Agreguemos finalmente que el estreno
de “Los caciques”, interpretado por Irena Alba, Aurora Redondo, Bonafé, Tudela,
Asquerino; y otros, no fue evaluado como es debido. Recordemos, a guisa de
notorio ejemplo, que «Filidor», en ABC, afirmó que, sobre el problema del
caciquismo, nuestro comediógrafo estuvo «más atento a lo externo que a la
substancia». Y esto, ya lo hemos visto, no es verdad.

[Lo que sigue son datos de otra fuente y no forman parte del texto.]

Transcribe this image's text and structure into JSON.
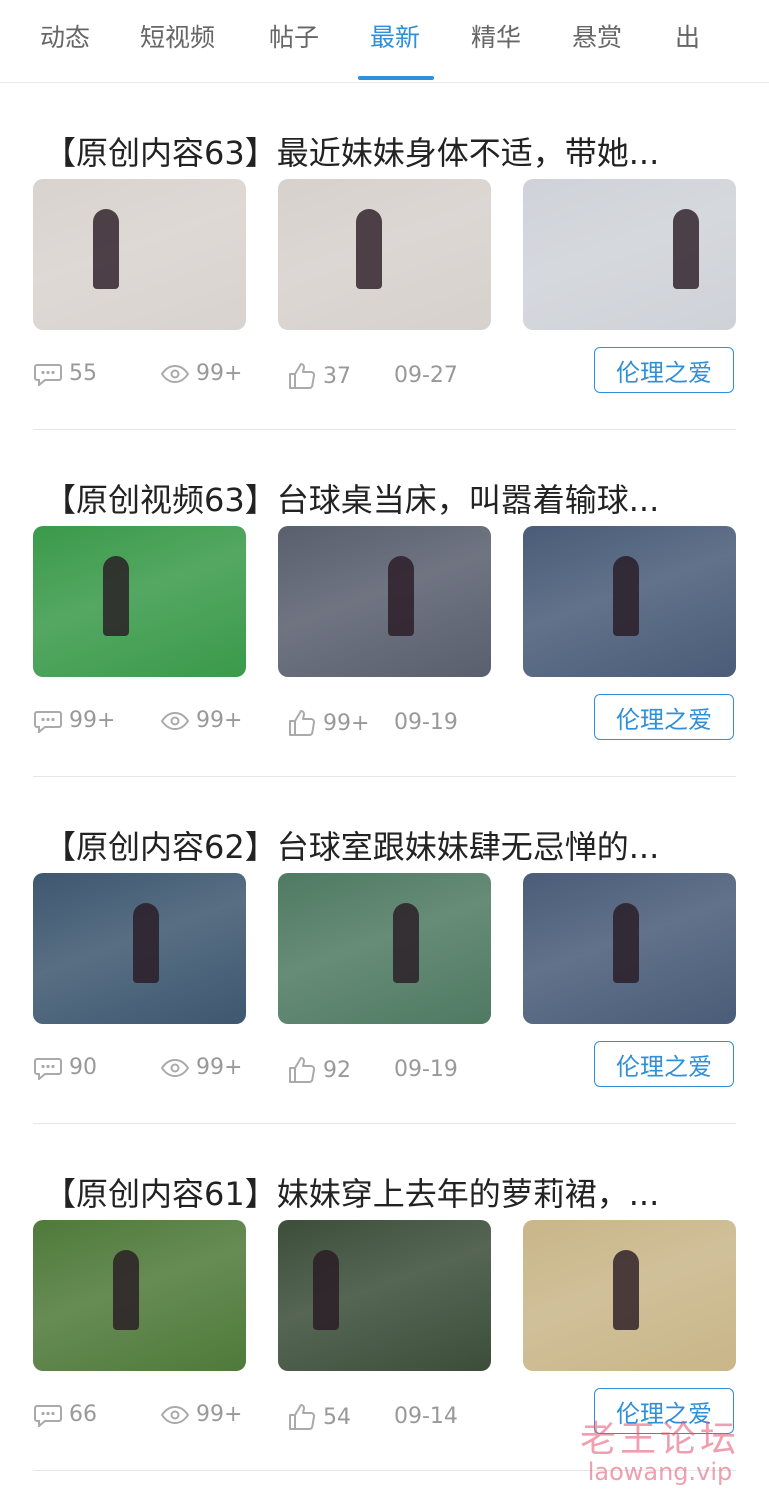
{
  "tabs": [
    {
      "label": "动态",
      "active": false
    },
    {
      "label": "短视频",
      "active": false
    },
    {
      "label": "帖子",
      "active": false
    },
    {
      "label": "最新",
      "active": true
    },
    {
      "label": "精华",
      "active": false
    },
    {
      "label": "悬赏",
      "active": false
    },
    {
      "label": "出",
      "active": false
    }
  ],
  "accent_color": "#2f8fd8",
  "posts": [
    {
      "title": "【原创内容63】最近妹妹身体不适，带她...",
      "comments": "55",
      "views": "99+",
      "likes": "37",
      "date": "09-27",
      "tag": "伦理之爱",
      "thumbs": [
        {
          "bg": "#d9d3cf"
        },
        {
          "bg": "#d7d1cd"
        },
        {
          "bg": "#cfd2d8"
        }
      ]
    },
    {
      "title": "【原创视频63】台球桌当床，叫嚣着输球...",
      "comments": "99+",
      "views": "99+",
      "likes": "99+",
      "date": "09-19",
      "tag": "伦理之爱",
      "thumbs": [
        {
          "bg": "#3a9a4a"
        },
        {
          "bg": "#5a5f6e"
        },
        {
          "bg": "#4a5c78"
        }
      ]
    },
    {
      "title": "【原创内容62】台球室跟妹妹肆无忌惮的...",
      "comments": "90",
      "views": "99+",
      "likes": "92",
      "date": "09-19",
      "tag": "伦理之爱",
      "thumbs": [
        {
          "bg": "#3e5870"
        },
        {
          "bg": "#4f7a62"
        },
        {
          "bg": "#4a5c78"
        }
      ]
    },
    {
      "title": "【原创内容61】妹妹穿上去年的萝莉裙，...",
      "comments": "66",
      "views": "99+",
      "likes": "54",
      "date": "09-14",
      "tag": "伦理之爱",
      "thumbs": [
        {
          "bg": "#4f7a3a"
        },
        {
          "bg": "#3c4e3a"
        },
        {
          "bg": "#c9b689"
        }
      ]
    }
  ],
  "watermark": {
    "line1": "老王论坛",
    "line2": "laowang.vip"
  }
}
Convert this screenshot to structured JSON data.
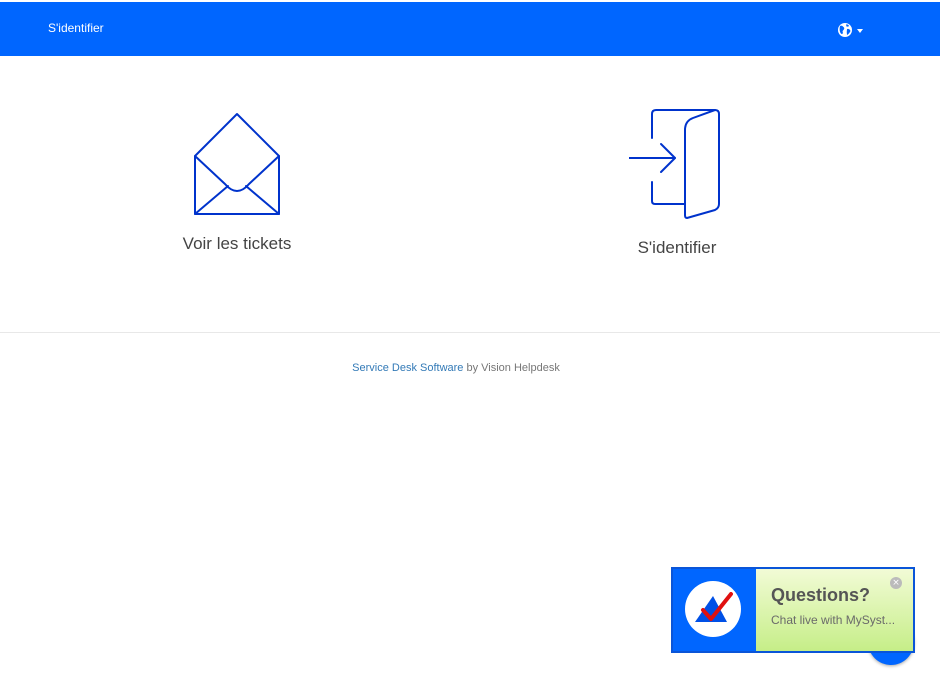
{
  "navbar": {
    "signin_label": "S'identifier",
    "language_icon": "globe-icon",
    "background_color": "#0066ff"
  },
  "tiles": [
    {
      "label": "Voir les tickets",
      "icon": "envelope-icon"
    },
    {
      "label": "S'identifier",
      "icon": "sign-in-icon"
    }
  ],
  "footer": {
    "link_text": "Service Desk Software",
    "suffix_text": " by Vision Helpdesk"
  },
  "chat": {
    "title": "Questions?",
    "subtitle": "Chat live with MySyst...",
    "logo_icon": "checkmark-logo-icon",
    "close_icon": "close-icon",
    "close_glyph": "×",
    "panel_color": "#c6ee88"
  }
}
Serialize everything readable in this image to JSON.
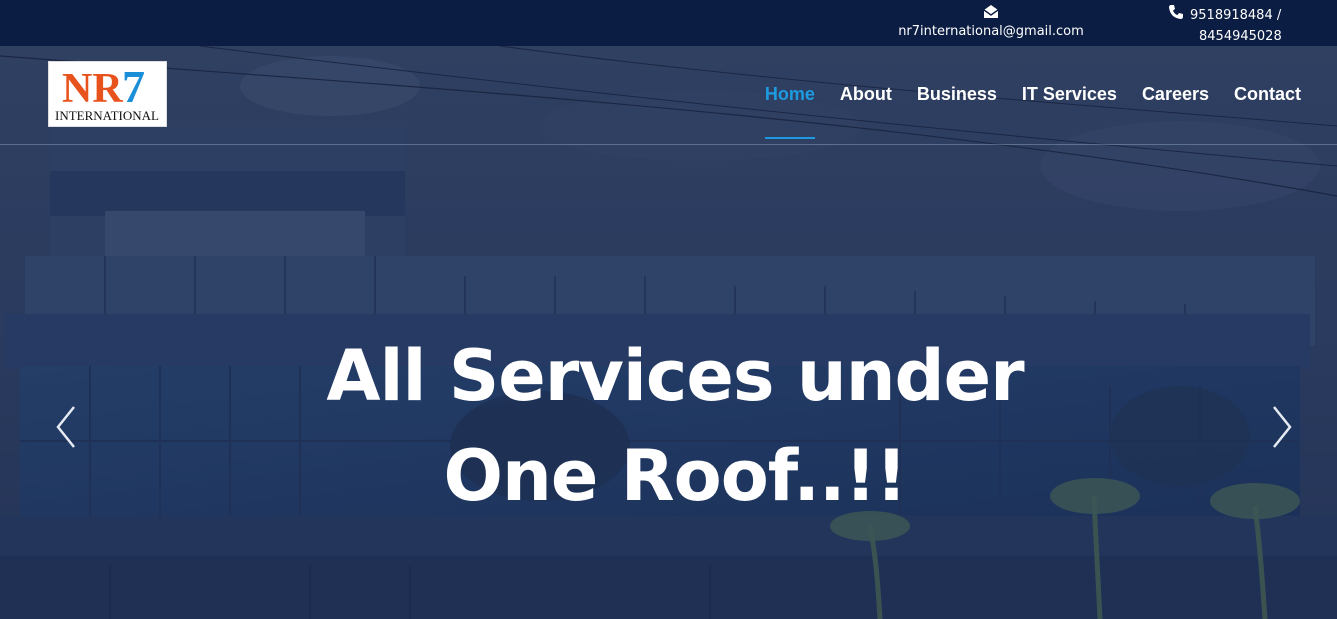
{
  "topbar": {
    "email": "nr7international@gmail.com",
    "email_icon": "envelope-icon",
    "phone_line1": "9518918484 /",
    "phone_line2": "8454945028",
    "phone_icon": "phone-icon",
    "background": "#0b1d42"
  },
  "logo": {
    "brand": "NR7",
    "subtitle": "INTERNATIONAL",
    "colors": {
      "n": "#e8531d",
      "r": "#e8531d",
      "seven": "#1a8fd8"
    }
  },
  "nav": {
    "items": [
      {
        "label": "Home",
        "active": true
      },
      {
        "label": "About",
        "active": false
      },
      {
        "label": "Business",
        "active": false
      },
      {
        "label": "IT Services",
        "active": false
      },
      {
        "label": "Careers",
        "active": false
      },
      {
        "label": "Contact",
        "active": false
      }
    ],
    "active_color": "#1e9be0"
  },
  "hero": {
    "headline_line1": "All Services under",
    "headline_line2": "One Roof..!!",
    "prev_icon": "chevron-left-icon",
    "next_icon": "chevron-right-icon"
  }
}
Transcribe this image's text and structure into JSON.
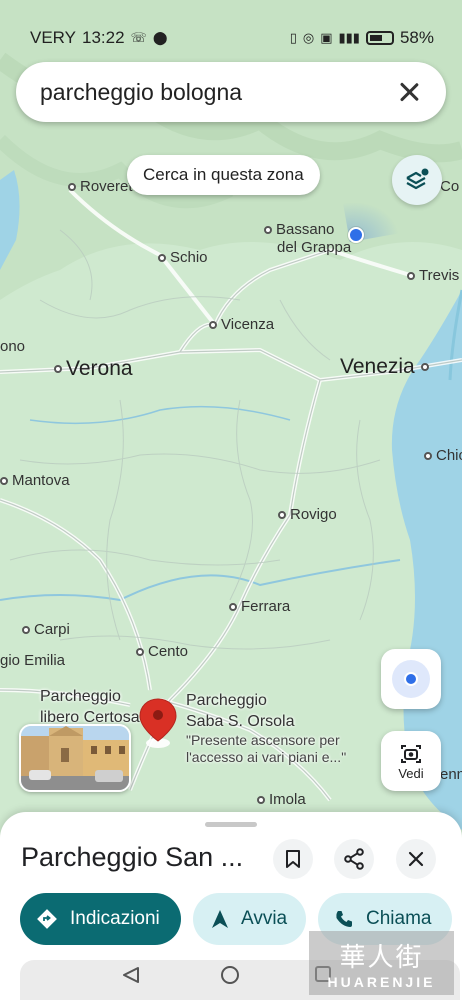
{
  "status_bar": {
    "carrier": "VERY",
    "time": "13:22",
    "battery": "58%"
  },
  "search": {
    "query": "parcheggio bologna"
  },
  "map": {
    "search_area_label": "Cerca in questa zona",
    "cities": {
      "rovereto": "Rovereto",
      "bassano": "Bassano",
      "del_grappa": "del Grappa",
      "schio": "Schio",
      "treviso": "Trevis",
      "vicenza": "Vicenza",
      "verona": "Verona",
      "venezia": "Venezia",
      "padova": "ono",
      "chioggia": "Chio",
      "mantova": "Mantova",
      "rovigo": "Rovigo",
      "ferrara": "Ferrara",
      "carpi": "Carpi",
      "cento": "Cento",
      "reggio": "gio Emilia",
      "imola": "Imola",
      "conegliano": "Co",
      "ravenna": "enn"
    },
    "parking_left": {
      "line1": "Parcheggio",
      "line2": "libero Certosa"
    },
    "parking_right": {
      "line1": "Parcheggio",
      "line2": "Saba S. Orsola",
      "desc1": "\"Presente ascensore per",
      "desc2": "l'accesso ai vari piani e...\""
    },
    "vedi_label": "Vedi"
  },
  "sheet": {
    "title": "Parcheggio San ...",
    "actions": {
      "directions": "Indicazioni",
      "start": "Avvia",
      "call": "Chiama"
    }
  },
  "watermark": {
    "big": "華人街",
    "small": "HUARENJIE"
  },
  "colors": {
    "primary": "#0b6b72",
    "secondary_bg": "#d7f0f3",
    "pin": "#d93025",
    "user_dot": "#2f6fe8",
    "water": "#9fd3e6"
  }
}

Abandonando lo expuesto por Vicente
Ramos, y concluyendo el texto, recordar mis palabras iniciales en las que
reconozco que puede haber buenos políticos, pero lo lamentable es la sensación
de corrupción que padecemos.
Curiosa resulta también la
afirmación del médico ante el ingenio del protagonista, el cual, cuando le
dicen: “¡Pero usted es el demonio!”, contesta: “Peor. Soy el hombre que ha
vivido sin dinero.”
Finalizo con las palabras del propio
autor sobre el patriotismo: “Sí, ¡viva España! Pero ¡cómo va a vivir si no nos
hacemos todos un poco mejores!”
Ese
es mi deseo y sueño.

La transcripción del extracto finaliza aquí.